Mr. Hosokawa is the head of a Japanese industrial conglomerate who has been invited for his birthday to an unnamed but impoverished Latin American country. There is a rumor that Mr. Hosokawa is considering opening a factory in the country, and the country’s government has gone to considerable expense to hire Mr. Hosokawa’s favorite opera singer, Roxane Coss, for a private performance at the vice-presidential mansion. In fact, Mr. Hosokawa has no intention of opening a factory there, but he accepts the invitation anyway just so he can see Roxane perform.
After Roxane finishes singing, a terrorist group invades the mansion, taking all the dignitaries hostage. The terrorists hoped to capture the country’s president, who had decided at the last minute not to come (the time conflicted with an important episode of his favorite soap opera). As he’s not there, they keep everybody else as bargaining chips, issuing a list of demands to the country’s government. Soon the terrorists have acquiesced to releasing the domestic workers, children, and all the women except Roxane Coss, who is so famous that the government will surely cut a deal to win her release.
But the government does not cut a deal, and the standoff lasts for months, with the terrorists and hostages living in the vice-presidential mansion. The terrorist group consist of three generals and a number of teen-agers, two of whom turn out to be young women. At first, discipline is tight, but as the days go on with no end in sight, they permit the hostages more and more freedom. Roxane Coss is allowed to practice her singing every morning, a priest named Father Arguedas hears confessions and holds masses, and the interpreter Gen, who speaks numerous languages, is kept busy translating for all the guests. A Red Cross representative named Joachim Messner brings food every day and takes the Generals’ demands back outside.
Eventually, friendships develop among the hostages, and even between the hostages and terrorists. Roxane discovers that one of the teenage boys in the terrorist group has a beautiful voice and a talent for singing, and begins teaching him to sing opera. One of the terrorist girls named Carmen asks Gen to help her learn to read and write Spanish so she will no longer be illiterate, and after a while he notices how pretty she is. Simon Thibault, the French ambassador to the country, takes the ingredients that Messner brings and cooks elaborate meals for everybody. Ruben, the vice-president, cleans up and makes sure everyone is comfortable. And love affairs start between unlikely partners.

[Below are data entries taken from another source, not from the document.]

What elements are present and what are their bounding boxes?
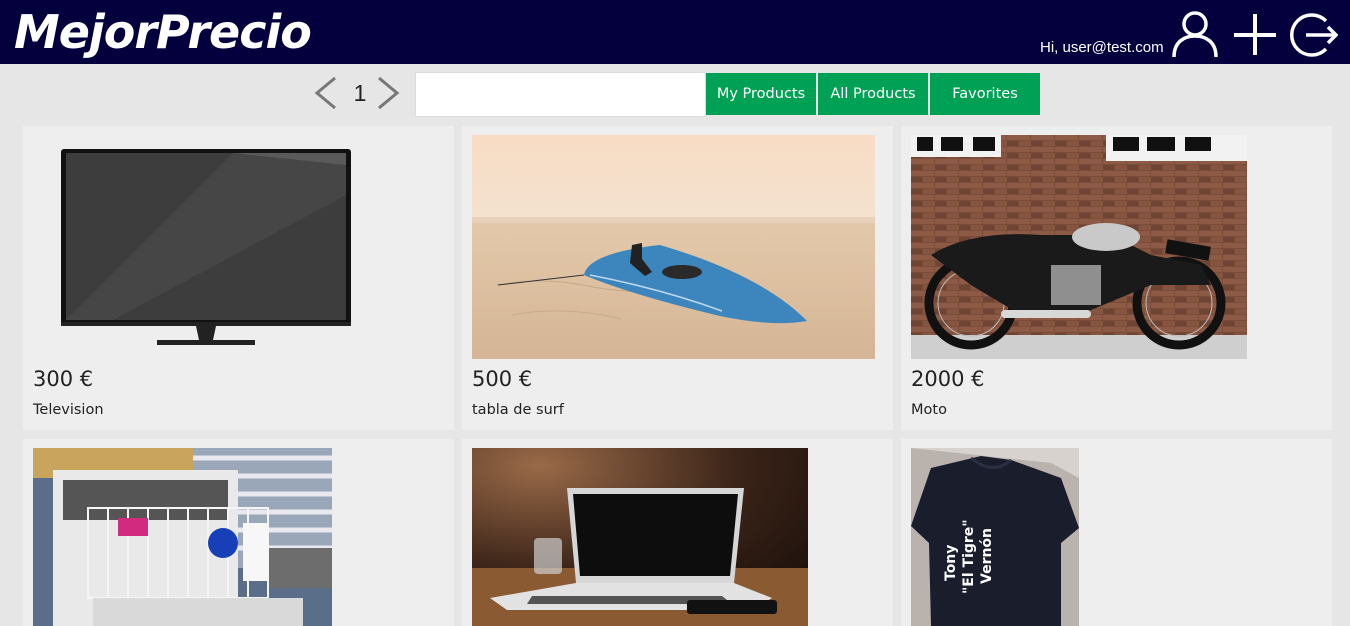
page-number: 1 — [353, 80, 367, 106]
product-price: 2000 € — [911, 367, 985, 391]
search-input[interactable] — [415, 72, 706, 117]
product-name[interactable]: tabla de surf — [472, 401, 564, 419]
product-price: 500 € — [472, 367, 533, 391]
chevron-right-icon[interactable] — [373, 75, 403, 111]
product-image-t-shirt[interactable]: Tony "El Tigre" Vernón — [911, 448, 1079, 626]
product-name[interactable]: Moto — [911, 401, 947, 419]
product-card[interactable]: 300 € Television — [23, 126, 454, 430]
product-card[interactable] — [462, 439, 893, 626]
product-name[interactable]: Television — [33, 401, 104, 419]
product-image-surfboard[interactable] — [472, 135, 875, 359]
t-shirt-text-line-1: Tony — [943, 545, 959, 581]
app-logo[interactable]: MejorPrecio — [14, 3, 312, 61]
product-card[interactable]: 500 € tabla de surf — [462, 126, 893, 430]
tab-all-products[interactable]: All Products — [818, 73, 928, 115]
tab-favorites[interactable]: Favorites — [930, 73, 1040, 115]
product-image-laptop[interactable] — [472, 448, 808, 626]
tab-my-products[interactable]: My Products — [706, 73, 816, 115]
add-icon[interactable] — [1230, 9, 1280, 59]
t-shirt-text-line-2: "El Tigre" — [961, 519, 977, 594]
user-icon[interactable] — [1170, 9, 1220, 59]
product-card[interactable]: Tony "El Tigre" Vernón — [901, 439, 1332, 626]
top-navbar: MejorPrecio Hi, user@test.com — [0, 0, 1350, 64]
product-image-television[interactable] — [33, 135, 444, 359]
product-image-dishwasher[interactable] — [33, 448, 332, 626]
product-image-motorcycle[interactable] — [911, 135, 1247, 359]
t-shirt-text-line-3: Vernón — [979, 528, 995, 584]
chevron-left-icon[interactable] — [311, 75, 341, 111]
product-card[interactable]: 2000 € Moto — [901, 126, 1332, 430]
user-greeting: Hi, user@test.com — [1040, 39, 1164, 56]
logout-icon[interactable] — [1288, 9, 1338, 59]
product-price: 300 € — [33, 367, 94, 391]
product-card[interactable] — [23, 439, 454, 626]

This is the part I believe is meant to be operatic. At first, the story seems it will be serious, but as it develops, it becomes lush and romantic. All the implausible pairings, all the heightened emotion, all these humorous and tragic characters, and everything playing out on the single set of the living room in the vice president’s house…I believe Patchett is creating her own sort of opera, in prose.
It’s hard for me not to recommend this to practically every adult reader. Bel Canto has such lively characters and so much humor and passion, written in an impeccable and slightly ironic style, that it’s hard to imagine a lover of literature who wouldn’t enjoy it.